I see no significance in the fact that the hospital records may have been those of Franco’s patients or that these records may have been available to him when he was previously attending them as their doctor. Once the peer review committee considered the hospital records in the adjudicatory, phase of the peer review process, they became the records of the committee, just as any other testimony presented to the committee, and were thus entitled to the full protection of the statutory privilege. Having elected to waive his statutory right to seek judicial review of the suspension order, Franco should be limited to developing his claims by evidence fully outside the scope of the peer review privilege.
I would make the rule absolute.
I am authorized to say that DUBOFSKY and NEIGHBORS, JJ., join in this dissenting opinion.

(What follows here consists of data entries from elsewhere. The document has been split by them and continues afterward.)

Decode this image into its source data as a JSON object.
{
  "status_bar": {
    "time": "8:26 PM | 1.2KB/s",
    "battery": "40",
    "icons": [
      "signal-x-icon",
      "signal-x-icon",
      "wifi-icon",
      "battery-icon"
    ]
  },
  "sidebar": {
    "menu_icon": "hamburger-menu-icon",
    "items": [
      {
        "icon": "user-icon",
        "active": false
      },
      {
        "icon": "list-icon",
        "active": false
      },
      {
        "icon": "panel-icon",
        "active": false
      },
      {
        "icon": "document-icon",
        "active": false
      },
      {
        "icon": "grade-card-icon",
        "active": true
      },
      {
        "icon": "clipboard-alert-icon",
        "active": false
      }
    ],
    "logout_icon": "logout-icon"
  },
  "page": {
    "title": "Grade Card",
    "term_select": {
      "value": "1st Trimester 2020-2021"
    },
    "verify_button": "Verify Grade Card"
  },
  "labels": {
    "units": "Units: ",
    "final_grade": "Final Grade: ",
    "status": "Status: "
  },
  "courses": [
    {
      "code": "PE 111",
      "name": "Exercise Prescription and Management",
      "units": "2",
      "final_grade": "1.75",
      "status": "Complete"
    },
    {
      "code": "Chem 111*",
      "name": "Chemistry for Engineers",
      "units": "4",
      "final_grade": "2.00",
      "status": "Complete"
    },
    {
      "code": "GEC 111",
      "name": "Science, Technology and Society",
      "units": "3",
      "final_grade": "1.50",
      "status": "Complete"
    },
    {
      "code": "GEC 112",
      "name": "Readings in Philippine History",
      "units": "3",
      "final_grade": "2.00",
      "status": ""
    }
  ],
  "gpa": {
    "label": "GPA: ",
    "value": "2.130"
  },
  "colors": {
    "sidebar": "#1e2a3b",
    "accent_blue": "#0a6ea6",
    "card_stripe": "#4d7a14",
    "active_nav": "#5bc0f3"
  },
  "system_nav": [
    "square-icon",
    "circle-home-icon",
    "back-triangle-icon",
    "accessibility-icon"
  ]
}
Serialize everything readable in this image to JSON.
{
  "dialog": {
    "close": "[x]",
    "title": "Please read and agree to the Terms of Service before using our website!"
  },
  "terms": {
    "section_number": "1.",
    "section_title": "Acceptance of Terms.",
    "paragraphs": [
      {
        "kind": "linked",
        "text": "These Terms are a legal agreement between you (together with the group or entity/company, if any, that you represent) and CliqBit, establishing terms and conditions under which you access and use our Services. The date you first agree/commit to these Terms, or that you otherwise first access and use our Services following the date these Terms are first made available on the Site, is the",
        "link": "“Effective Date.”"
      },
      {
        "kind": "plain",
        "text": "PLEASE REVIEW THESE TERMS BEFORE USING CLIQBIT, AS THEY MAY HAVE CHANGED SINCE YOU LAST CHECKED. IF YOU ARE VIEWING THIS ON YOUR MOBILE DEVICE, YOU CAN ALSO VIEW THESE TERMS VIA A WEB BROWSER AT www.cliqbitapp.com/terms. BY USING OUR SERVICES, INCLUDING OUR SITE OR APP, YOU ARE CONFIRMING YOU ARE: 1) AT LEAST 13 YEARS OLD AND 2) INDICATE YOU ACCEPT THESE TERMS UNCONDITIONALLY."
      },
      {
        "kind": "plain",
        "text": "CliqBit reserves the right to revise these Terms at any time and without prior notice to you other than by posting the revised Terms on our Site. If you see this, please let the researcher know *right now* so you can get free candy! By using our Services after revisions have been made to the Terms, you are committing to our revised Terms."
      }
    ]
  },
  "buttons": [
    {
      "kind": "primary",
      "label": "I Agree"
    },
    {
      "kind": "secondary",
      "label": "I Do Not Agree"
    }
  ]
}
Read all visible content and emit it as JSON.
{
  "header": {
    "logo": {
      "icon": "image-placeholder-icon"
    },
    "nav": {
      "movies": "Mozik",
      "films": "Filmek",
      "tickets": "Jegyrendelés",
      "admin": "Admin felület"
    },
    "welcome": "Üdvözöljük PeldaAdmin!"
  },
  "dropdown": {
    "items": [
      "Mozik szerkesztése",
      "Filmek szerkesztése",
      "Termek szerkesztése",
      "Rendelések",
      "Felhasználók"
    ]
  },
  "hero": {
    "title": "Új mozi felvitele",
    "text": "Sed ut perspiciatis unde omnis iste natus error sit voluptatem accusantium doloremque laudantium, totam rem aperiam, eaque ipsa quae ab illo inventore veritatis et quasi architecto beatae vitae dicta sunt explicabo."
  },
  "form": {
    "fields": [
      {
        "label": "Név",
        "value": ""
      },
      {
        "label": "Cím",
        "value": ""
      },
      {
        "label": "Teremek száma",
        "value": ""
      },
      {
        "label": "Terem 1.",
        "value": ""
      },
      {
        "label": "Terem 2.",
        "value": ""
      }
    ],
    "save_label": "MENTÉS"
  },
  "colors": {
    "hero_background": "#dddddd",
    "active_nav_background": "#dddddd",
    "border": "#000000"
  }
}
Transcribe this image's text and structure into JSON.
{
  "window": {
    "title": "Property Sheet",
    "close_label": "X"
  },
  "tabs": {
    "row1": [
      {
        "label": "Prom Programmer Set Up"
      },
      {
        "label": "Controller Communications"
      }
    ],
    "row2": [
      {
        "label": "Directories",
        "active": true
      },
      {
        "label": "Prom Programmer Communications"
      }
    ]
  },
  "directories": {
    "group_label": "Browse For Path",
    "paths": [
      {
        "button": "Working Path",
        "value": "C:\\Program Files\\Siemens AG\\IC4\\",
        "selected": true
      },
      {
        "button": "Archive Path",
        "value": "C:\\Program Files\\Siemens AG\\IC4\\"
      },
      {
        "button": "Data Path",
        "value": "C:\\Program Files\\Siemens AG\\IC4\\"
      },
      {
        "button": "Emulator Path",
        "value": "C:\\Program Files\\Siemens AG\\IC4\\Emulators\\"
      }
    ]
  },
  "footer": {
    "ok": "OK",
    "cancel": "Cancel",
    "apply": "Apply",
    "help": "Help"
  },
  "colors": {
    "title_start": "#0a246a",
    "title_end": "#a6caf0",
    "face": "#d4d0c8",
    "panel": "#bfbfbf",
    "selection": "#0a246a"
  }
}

. It strikes me as ironic that the hospital records sought here by Franco were part of the discovery package he unsuccessfully attempted to obtain in the former proceeding in this court. We noted at that time that neither Franco nor any other party in interest raised any issue “as to whether the information sought by [Franco] is part of ‘the records of a review committee’ within the meaning of section 12 — 43.5—102(3)(e) _" Franco v. District Court, 641 P.2d 922, 925 n. 3. Franco claimed in the former proceeding that: (1) the peer review privilege was limited only to malpractice cases against a physician and was inapplicable to his pending claim for money damages and injunctive relief against Beth Israel Hospital, its peer review committees, and the committee members; (2) even if the statutory privilege was applicable to his pending lawsuit, the privilege should be limited to good faith action by committee members. Having lost on these issues, Franco now disavows what can only be viewed as a previous concession that the hospital records were part of the records of the review committee.